One good way to find perch is to fish with a group of anglers equipped to move. Cover ice by leap frogging, spending 5 to 10 minutes at holes and moving on. Thelen typically cuts holes farther apart than some anglers might in their search for fish—at least 50 to 75 feet apart. He uses a Humminbird Ice 55 sonar unit to see what’s happening below. “I don’t just look for fish,” he says. “I fish each hole for about 5 minutes. It doesn’t take long to call perch in with a rattling lure. That’s why I stretch the hole pattern. We cover more water by calling fish in instead of trying to get right over them. At times when you’re on a school you need to tighten up the pattern to stay on fish.

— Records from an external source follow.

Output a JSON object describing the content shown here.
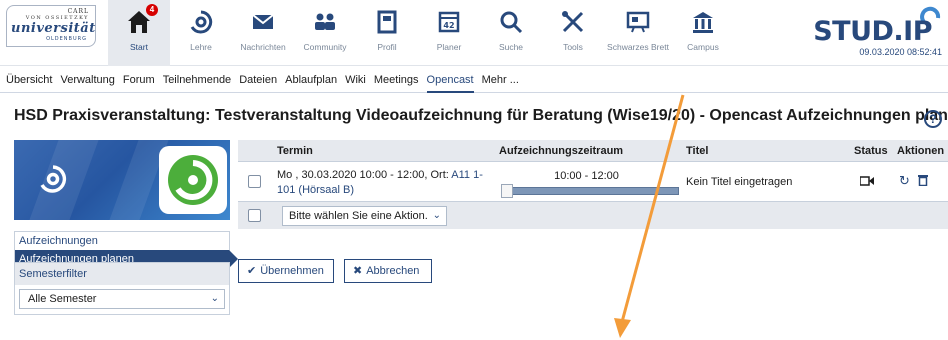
{
  "logo": {
    "line1": "CARL",
    "line2": "VON OSSIETZKY",
    "line3": "universität",
    "line4": "OLDENBURG"
  },
  "nav": [
    {
      "label": "Start",
      "icon": "home-icon",
      "badge": "4"
    },
    {
      "label": "Lehre",
      "icon": "lehre-icon"
    },
    {
      "label": "Nachrichten",
      "icon": "mail-icon"
    },
    {
      "label": "Community",
      "icon": "community-icon"
    },
    {
      "label": "Profil",
      "icon": "profile-icon"
    },
    {
      "label": "Planer",
      "icon": "calendar-icon",
      "day": "42"
    },
    {
      "label": "Suche",
      "icon": "search-icon"
    },
    {
      "label": "Tools",
      "icon": "tools-icon"
    },
    {
      "label": "Schwarzes Brett",
      "icon": "board-icon"
    },
    {
      "label": "Campus",
      "icon": "campus-icon"
    }
  ],
  "brand": {
    "name": "STUD.IP",
    "datetime": "09.03.2020 08:52:41"
  },
  "subnav": [
    "Übersicht",
    "Verwaltung",
    "Forum",
    "Teilnehmende",
    "Dateien",
    "Ablaufplan",
    "Wiki",
    "Meetings",
    "Opencast",
    "Mehr ..."
  ],
  "page_title": "HSD Praxisveranstaltung: Testveranstaltung Videoaufzeichnung für Beratung (Wise19/20) - Opencast Aufzeichnungen planen",
  "help": "?",
  "sidebar": {
    "items": [
      "Aufzeichnungen",
      "Aufzeichnungen planen"
    ],
    "filter_title": "Semesterfilter",
    "filter_value": "Alle Semester"
  },
  "table": {
    "headers": [
      "Termin",
      "Aufzeichnungszeitraum",
      "Titel",
      "Status",
      "Aktionen"
    ],
    "row": {
      "termin_text": "Mo , 30.03.2020 10:00 - 12:00, Ort:",
      "termin_link": "A11 1-101 (Hörsaal B)",
      "zeitraum": "10:00 - 12:00",
      "zeitraum_fraction": 0.0,
      "titel": "Kein Titel eingetragen"
    },
    "bulk_action": "Bitte wählen Sie eine Aktion."
  },
  "buttons": {
    "apply": "Übernehmen",
    "cancel": "Abbrechen"
  },
  "colors": {
    "primary": "#28497c",
    "annotation_arrow": "#f39c3a",
    "badge": "#d60000"
  }
}
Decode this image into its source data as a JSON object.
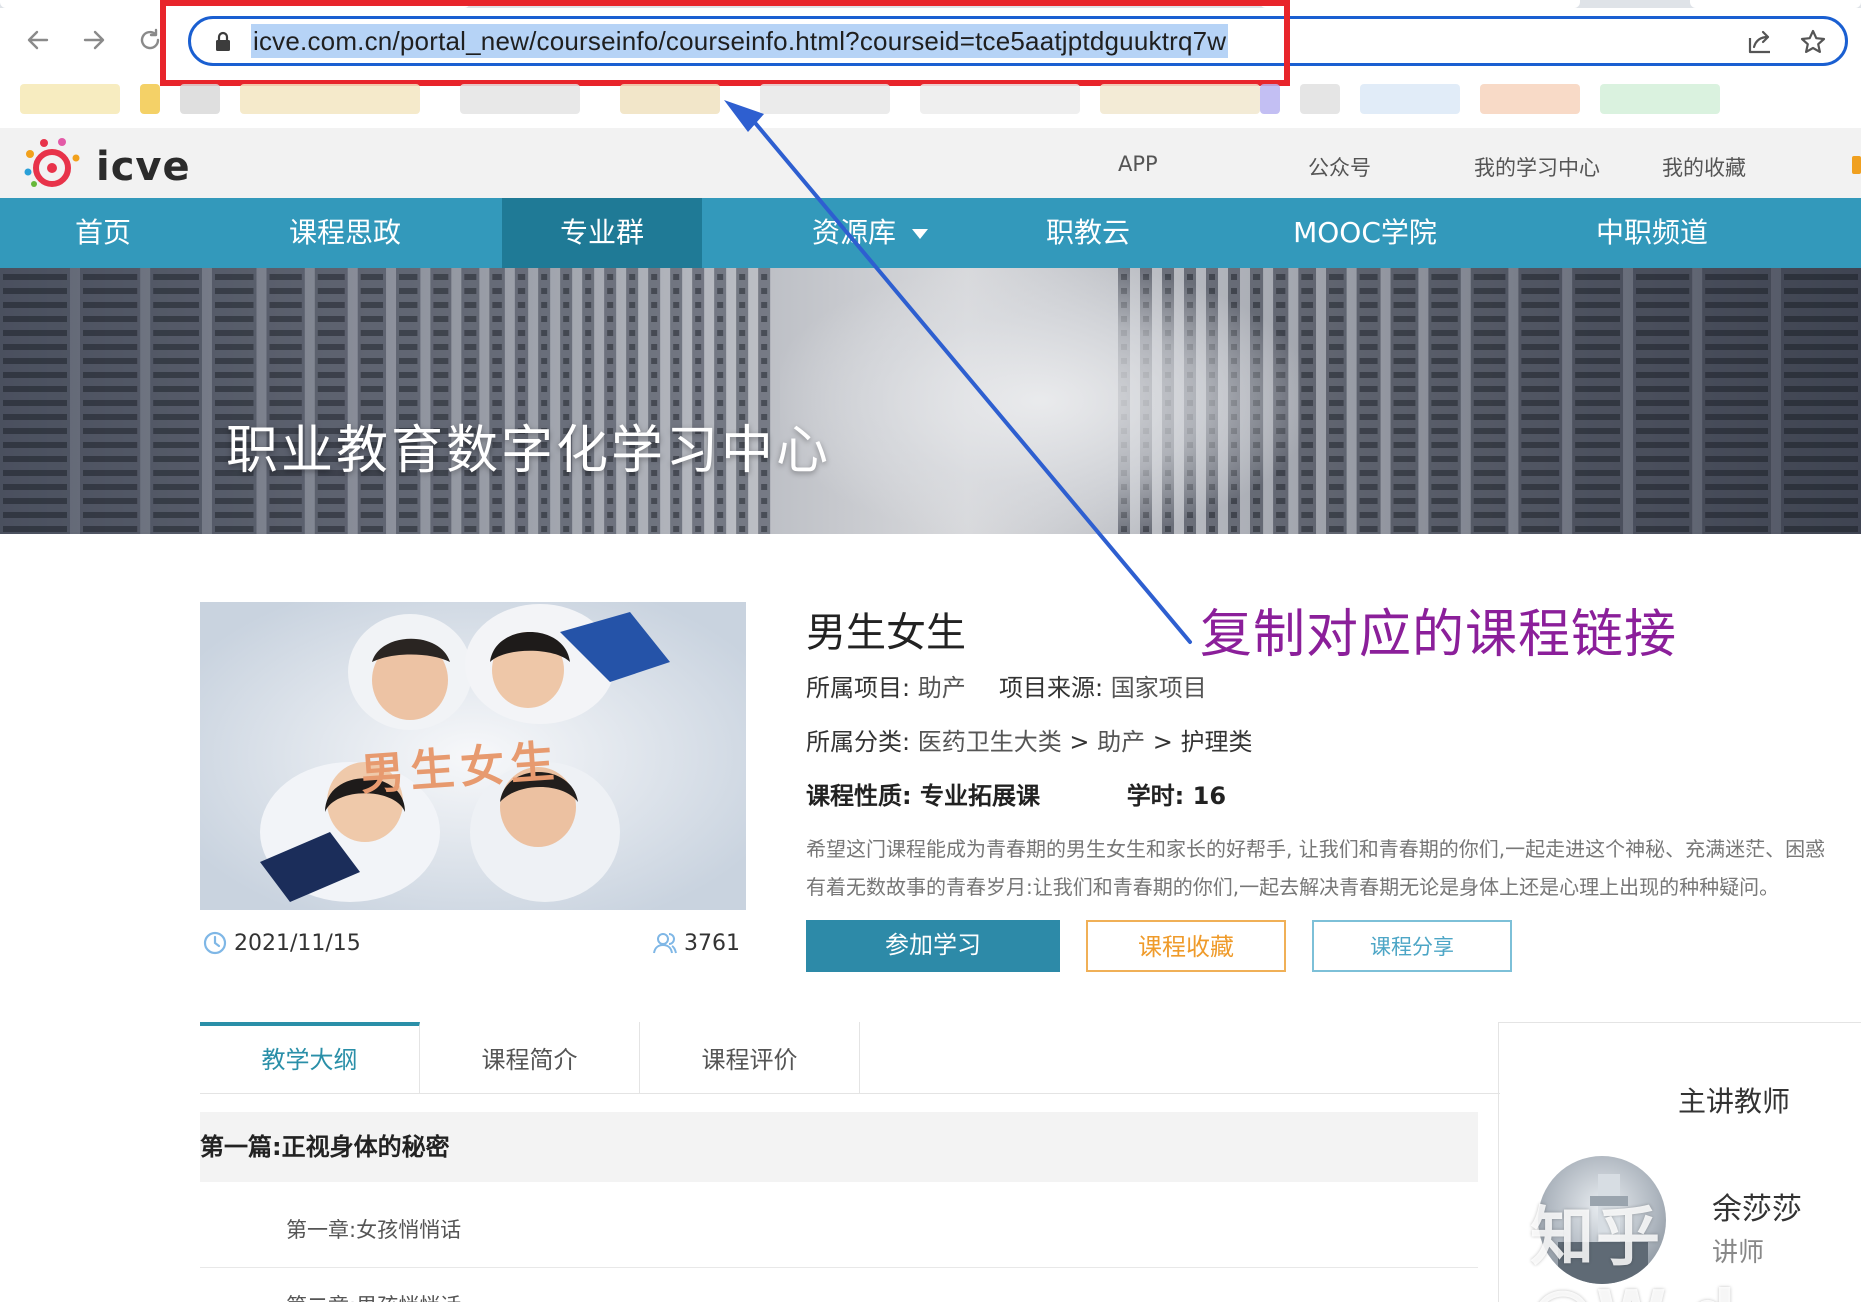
{
  "browser": {
    "url": "icve.com.cn/portal_new/courseinfo/courseinfo.html?courseid=tce5aatjptdguuktrq7w"
  },
  "header": {
    "logo_text": "icve",
    "links": [
      "APP",
      "公众号",
      "我的学习中心",
      "我的收藏"
    ]
  },
  "nav": {
    "items": [
      {
        "label": "首页"
      },
      {
        "label": "课程思政"
      },
      {
        "label": "专业群",
        "active": true
      },
      {
        "label": "资源库",
        "dropdown": true
      },
      {
        "label": "职教云"
      },
      {
        "label": "MOOC学院"
      },
      {
        "label": "中职频道"
      }
    ]
  },
  "banner": {
    "title": "职业教育数字化学习中心"
  },
  "annotation": {
    "text": "复制对应的课程链接",
    "color": "#8b1f9a",
    "highlight_color": "#e8252b",
    "arrow_color": "#2e5fd0"
  },
  "course": {
    "cover_title": "男生女生",
    "date": "2021/11/15",
    "learners": "3761",
    "name": "男生女生",
    "project_label": "所属项目:",
    "project_value": "助产",
    "source_label": "项目来源:",
    "source_value": "国家项目",
    "category_label": "所属分类:",
    "category_path": [
      "医药卫生大类",
      "助产",
      "护理类"
    ],
    "nature_label": "课程性质:",
    "nature_value": "专业拓展课",
    "hours_label": "学时:",
    "hours_value": "16",
    "description_line1": "希望这门课程能成为青春期的男生女生和家长的好帮手, 让我们和青春期的你们,一起走进这个神秘、充满迷茫、困惑",
    "description_line2": "有着无数故事的青春岁月:让我们和青春期的你们,一起去解决青春期无论是身体上还是心理上出现的种种疑问。",
    "buttons": {
      "join": "参加学习",
      "favorite": "课程收藏",
      "share": "课程分享"
    }
  },
  "tabs": [
    {
      "label": "教学大纲",
      "active": true
    },
    {
      "label": "课程简介"
    },
    {
      "label": "课程评价"
    }
  ],
  "syllabus": {
    "section_title": "第一篇:正视身体的秘密",
    "chapters": [
      "第一章:女孩悄悄话",
      "第二章:男孩悄悄话"
    ]
  },
  "teacher": {
    "heading": "主讲教师",
    "name": "余莎莎",
    "role": "讲师"
  },
  "watermark": "知乎 @W.d",
  "colors": {
    "nav_bg": "#3399bb",
    "nav_active": "#1f7a96",
    "accent": "#2d8aa8"
  }
}
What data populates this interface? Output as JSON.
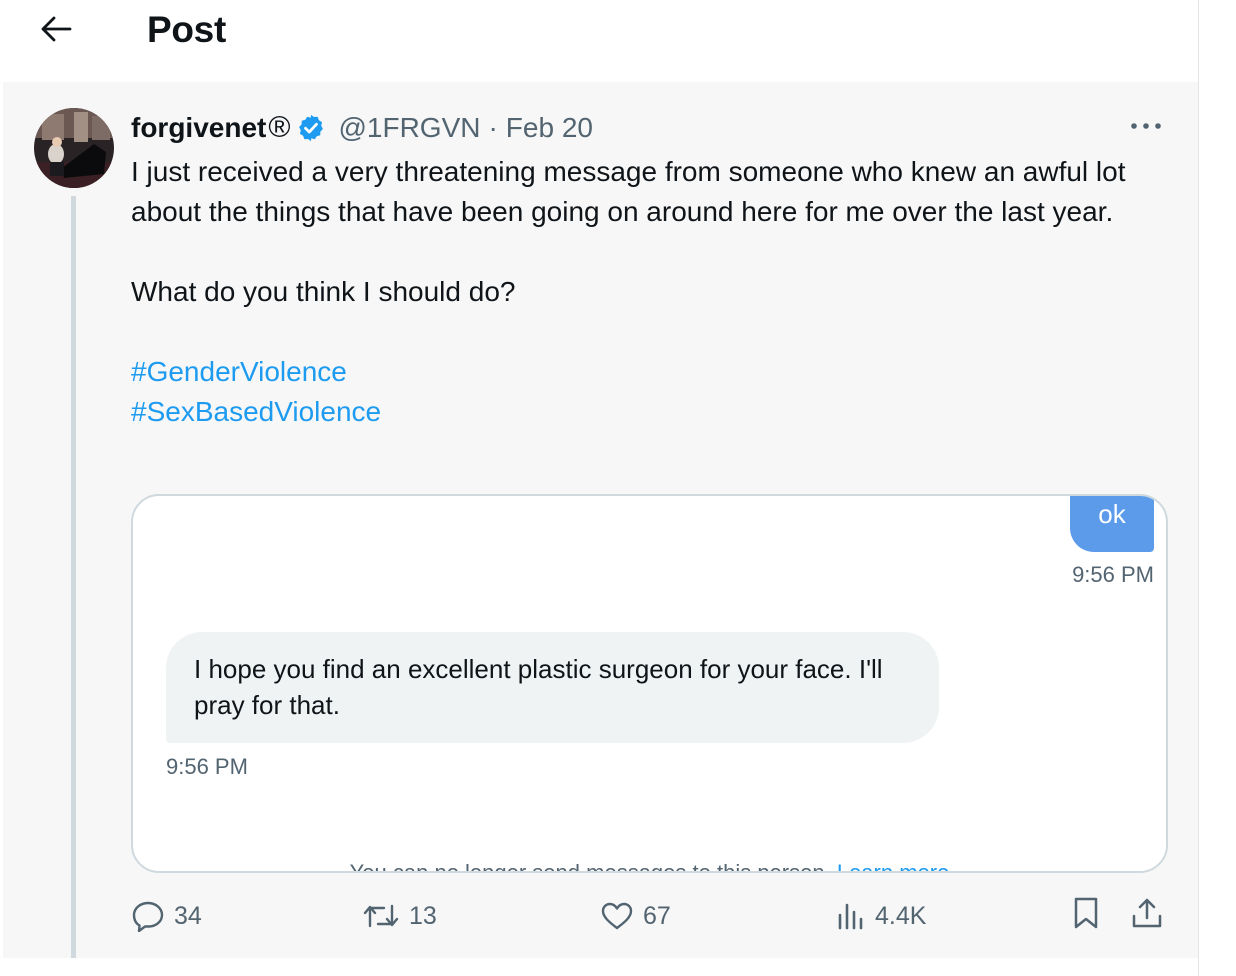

“I use a Humminbird 385 CI with a LakeMaster chip to choose drilling locations. There’s a sequence: I drill along the edge of the base of structure for 50 to 100 yards. At both ends of that line I drill out towards deep water about 100 yards, creating a ‘C’ with squared ends. If they aren’t feeding on the edge, we work out onto the flat.”
He has 3 rods rigged and ready: One has an aggressive lure like the 11⁄3-inch Lindy Darter to pick off the most active fish and call in curious ones. A second holds a 1/16- or 1/8-ounce Rattln’ Flyer Spoon. The last rod is rigged with a 1/16- or 1/8-ounce Slick Jig.
“The Slick Jig is for perch away from structure,” he says. “Those fish usually are feeding on larva by rooting them out of the bottom. The Slick Jig’s weight-forward design makes it perfect for pounding or crawling along bottom. If I’m close to structure, I add a whole minnow. As I move further away from the structure I might switch to a waxworm or maggots. You often see a preference develop during yearly periods and also during a day.”
Time to hit the water. Time to turn pesky bait peckers into heavy piles of sassy gold.
The closest thing to universal colors, according to Jon Thelen, are natural forage patterns, touched up with bright, reflective colors. “Lindy Darters, Frosty Spoons, Rattlin’ Flyers, and Slick Jigs in Golden Shiner, Shiner, Perch, and Rainbow attract from a distance in any color water,” he says. “They work everywhere I’ve fished for perch through the ice. Experiment to find the right color for the conditions at hand.”
*In-Fisherman Field Editor Matt Straw is an exceptional multispecies angler and writer who has been working with the In-Fisherman staff for more than two decades.